Scully, who calls Petty “one of the great rebels of the music business,” was enamored with Petty’s song craftsmanship, as well as his comedic sensibility. “One of the things that always drew me to Tom Petty — beyond the amazing songwriting and musicianship of him and the band — was that he had this great dry sense of humor, which is why people in comedy really liked him too,” says Scully. “He was genuinely funny, not only on The Simpsons. He had a recurring role on Garry Shandling’s first show, playing Garry’s neighbor. He had real comedy chops. When he did The Simpsons, I knew we wouldn’t have to tell him how to be funny; he would just come in and do it.”

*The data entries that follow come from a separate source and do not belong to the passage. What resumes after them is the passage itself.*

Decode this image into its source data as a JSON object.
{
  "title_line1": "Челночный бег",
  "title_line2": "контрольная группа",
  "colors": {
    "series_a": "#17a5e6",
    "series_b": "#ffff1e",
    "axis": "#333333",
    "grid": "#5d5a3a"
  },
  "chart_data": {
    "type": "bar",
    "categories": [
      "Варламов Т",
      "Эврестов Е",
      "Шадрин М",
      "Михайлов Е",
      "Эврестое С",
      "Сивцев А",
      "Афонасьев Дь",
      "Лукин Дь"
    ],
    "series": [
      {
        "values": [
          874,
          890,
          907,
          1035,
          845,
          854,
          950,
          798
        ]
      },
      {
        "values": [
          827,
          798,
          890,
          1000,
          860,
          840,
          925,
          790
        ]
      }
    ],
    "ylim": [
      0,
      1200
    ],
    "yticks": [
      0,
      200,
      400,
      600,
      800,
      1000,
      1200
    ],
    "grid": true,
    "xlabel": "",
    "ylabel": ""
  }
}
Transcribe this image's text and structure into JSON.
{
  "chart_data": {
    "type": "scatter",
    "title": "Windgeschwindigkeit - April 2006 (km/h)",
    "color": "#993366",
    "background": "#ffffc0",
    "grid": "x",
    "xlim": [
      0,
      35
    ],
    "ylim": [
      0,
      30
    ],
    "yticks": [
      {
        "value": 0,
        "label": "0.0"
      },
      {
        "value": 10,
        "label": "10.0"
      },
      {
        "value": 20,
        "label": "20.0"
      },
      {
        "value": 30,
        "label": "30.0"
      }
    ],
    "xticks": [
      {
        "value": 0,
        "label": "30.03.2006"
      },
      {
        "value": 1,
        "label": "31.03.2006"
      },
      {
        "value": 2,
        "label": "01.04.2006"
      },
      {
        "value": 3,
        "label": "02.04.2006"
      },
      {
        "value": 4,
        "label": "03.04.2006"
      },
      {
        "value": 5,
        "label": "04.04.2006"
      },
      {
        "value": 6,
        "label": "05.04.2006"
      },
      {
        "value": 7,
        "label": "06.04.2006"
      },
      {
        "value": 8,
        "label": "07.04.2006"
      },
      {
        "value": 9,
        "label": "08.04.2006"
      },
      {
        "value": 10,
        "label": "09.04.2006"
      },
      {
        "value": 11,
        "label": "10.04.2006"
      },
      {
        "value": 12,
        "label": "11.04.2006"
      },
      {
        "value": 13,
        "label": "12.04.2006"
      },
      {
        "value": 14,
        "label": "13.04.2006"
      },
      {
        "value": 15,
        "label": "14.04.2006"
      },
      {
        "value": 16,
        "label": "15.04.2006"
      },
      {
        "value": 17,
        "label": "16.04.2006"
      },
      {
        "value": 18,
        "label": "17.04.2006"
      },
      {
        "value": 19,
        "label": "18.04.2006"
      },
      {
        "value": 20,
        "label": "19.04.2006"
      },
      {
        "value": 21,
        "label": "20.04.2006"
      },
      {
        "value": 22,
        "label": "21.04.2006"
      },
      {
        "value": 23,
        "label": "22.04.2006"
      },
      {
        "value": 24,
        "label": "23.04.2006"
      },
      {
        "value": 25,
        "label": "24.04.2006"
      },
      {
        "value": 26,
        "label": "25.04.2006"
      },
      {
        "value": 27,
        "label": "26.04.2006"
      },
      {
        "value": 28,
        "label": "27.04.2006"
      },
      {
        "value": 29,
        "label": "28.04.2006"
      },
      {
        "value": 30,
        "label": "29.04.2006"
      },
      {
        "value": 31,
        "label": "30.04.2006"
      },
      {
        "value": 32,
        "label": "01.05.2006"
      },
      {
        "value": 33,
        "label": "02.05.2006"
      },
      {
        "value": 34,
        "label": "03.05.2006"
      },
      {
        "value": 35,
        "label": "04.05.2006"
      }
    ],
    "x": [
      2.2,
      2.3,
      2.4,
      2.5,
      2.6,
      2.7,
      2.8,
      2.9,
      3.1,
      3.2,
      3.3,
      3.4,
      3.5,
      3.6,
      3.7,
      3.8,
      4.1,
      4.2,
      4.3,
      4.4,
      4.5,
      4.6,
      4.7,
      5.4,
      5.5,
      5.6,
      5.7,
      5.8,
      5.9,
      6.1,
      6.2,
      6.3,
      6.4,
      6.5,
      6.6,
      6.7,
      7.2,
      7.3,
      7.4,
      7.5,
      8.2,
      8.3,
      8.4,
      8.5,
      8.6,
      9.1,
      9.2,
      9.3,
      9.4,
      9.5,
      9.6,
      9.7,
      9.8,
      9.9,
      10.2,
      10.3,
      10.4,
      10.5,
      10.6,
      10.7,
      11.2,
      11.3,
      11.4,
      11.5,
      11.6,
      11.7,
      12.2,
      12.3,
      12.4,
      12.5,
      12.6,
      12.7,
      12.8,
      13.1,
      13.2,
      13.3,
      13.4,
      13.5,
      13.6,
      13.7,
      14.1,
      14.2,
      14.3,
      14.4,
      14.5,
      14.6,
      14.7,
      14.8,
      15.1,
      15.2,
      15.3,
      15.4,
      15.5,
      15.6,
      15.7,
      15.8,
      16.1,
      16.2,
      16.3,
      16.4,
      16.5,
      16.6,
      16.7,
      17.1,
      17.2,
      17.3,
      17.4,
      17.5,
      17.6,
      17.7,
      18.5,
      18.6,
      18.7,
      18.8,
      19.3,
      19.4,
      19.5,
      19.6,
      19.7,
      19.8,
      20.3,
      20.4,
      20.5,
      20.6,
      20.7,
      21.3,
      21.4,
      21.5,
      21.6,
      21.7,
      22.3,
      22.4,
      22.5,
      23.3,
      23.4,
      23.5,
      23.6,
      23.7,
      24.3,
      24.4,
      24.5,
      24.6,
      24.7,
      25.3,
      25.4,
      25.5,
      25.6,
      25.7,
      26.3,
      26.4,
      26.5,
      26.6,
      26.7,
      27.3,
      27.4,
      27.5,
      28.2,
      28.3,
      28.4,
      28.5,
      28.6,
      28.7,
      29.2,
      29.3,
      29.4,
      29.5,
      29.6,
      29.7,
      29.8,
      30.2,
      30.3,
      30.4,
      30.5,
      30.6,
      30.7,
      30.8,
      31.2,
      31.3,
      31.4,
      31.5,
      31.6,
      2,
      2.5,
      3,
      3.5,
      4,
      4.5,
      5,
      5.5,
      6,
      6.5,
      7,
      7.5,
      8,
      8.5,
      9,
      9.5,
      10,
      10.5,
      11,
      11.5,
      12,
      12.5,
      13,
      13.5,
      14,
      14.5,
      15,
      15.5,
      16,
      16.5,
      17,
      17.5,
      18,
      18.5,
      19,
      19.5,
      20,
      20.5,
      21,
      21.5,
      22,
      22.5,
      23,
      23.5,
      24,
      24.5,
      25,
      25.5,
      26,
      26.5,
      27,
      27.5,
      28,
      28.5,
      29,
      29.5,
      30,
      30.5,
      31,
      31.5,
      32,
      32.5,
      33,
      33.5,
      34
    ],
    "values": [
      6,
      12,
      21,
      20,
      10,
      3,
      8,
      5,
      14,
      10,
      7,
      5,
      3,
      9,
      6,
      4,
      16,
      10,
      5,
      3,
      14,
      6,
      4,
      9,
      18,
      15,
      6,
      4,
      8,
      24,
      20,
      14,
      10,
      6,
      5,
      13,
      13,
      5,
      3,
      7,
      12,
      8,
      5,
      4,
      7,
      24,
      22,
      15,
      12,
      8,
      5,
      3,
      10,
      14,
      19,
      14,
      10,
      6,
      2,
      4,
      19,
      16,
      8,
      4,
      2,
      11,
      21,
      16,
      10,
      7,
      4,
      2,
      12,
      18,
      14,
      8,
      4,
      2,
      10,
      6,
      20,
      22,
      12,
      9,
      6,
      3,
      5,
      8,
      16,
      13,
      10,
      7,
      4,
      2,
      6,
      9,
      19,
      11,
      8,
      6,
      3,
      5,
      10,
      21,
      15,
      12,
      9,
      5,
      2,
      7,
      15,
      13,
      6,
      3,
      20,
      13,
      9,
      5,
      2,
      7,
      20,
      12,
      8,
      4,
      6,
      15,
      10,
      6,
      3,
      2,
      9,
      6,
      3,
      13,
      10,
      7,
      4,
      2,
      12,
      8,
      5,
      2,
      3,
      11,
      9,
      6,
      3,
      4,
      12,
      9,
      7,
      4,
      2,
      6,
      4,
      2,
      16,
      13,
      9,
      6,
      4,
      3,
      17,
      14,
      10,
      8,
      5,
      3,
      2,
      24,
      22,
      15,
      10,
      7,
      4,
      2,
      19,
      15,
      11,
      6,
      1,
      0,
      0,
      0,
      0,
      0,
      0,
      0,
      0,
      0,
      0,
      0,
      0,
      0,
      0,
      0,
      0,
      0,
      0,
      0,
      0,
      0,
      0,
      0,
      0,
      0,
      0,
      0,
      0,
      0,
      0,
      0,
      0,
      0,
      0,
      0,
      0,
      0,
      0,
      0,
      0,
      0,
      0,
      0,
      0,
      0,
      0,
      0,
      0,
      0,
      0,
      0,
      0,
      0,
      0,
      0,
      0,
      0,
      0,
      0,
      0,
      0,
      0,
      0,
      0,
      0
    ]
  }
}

“How I Spent My Strummer Vacation” was initially imagined to include guest spots with B-list rock stars, but the wish list was upgraded when the Rolling Stones expressed interest in participating to help promote an upcoming tour. “Once Mick and Keith were in, you’ve got to go after the best, and Tom Petty was literally the first person I wanted,” says Scully. “There were a few people I always wanted to have on the show, and he was one of them… It was so much fun to write his voice because I already knew it so well from all the years of seeing him play and hearing him do interviews and watching him on the Shandling show. He was just one of those guys who, on top of all the musical talent, was genuinely funny.”
There was no drama or negotiating in securing the music legend, perhaps because he had a deep affection for the long-running animated series. (He did not like to license his music frequently for TV shows, but made an exception and allowed The Simpsons to use “The Waiting” in a 1997 episode.) “It was an easy get,” Scully recalls. “We asked, he said yes, it was that easy…. He was a genuine fan, and he kept rubbing it in to his bandmates — they had been doing an all-night recording session at the time — and telling them to be sure to remind him that he had to leave to go record The Simpsons.”
The recording session proved to be a highlight for the Simpsons producers. “He was everything we wanted,” says Scully. “He brought his guitar, he played for us. He clearly was having a great time doing it. That is him playing the guitar in the show. [At the part where Petty asks, “You just want mindless, generic rock?”] he just grabbed his guitar and asked us, ‘You mean something like this?’ and what he did was what we used in the show. He knew exactly what we were talking about. He got the joke right away. If you watch the closing credits of that episode, we have a snippet of him recording his lines and playing the guitar.” (Petty crossed paths with the show once again, presenting a gift to the Simpsons team at a 300th episode party that he attended with his son.)
“It’s a devastating loss,” sums up Scully. “It’s a loss for me personally, it’s a loss for music and a loss for comedy. Because the guy really made me laugh. This one hurts.” Ultimately, he finds solace in “How I Spent My Strummer Vacation” bringing him in contact with an idol of his. “Writing and producing that episode was definitely one of my favorite Simpsons moments,” says Scully. “It ultimately became my rock & roll fantasy camp having all these great musicians in it, but the time with Tom Petty was as cool as I could have hoped for, and more fun than I could have imagined. He did not disappoint — on any level.”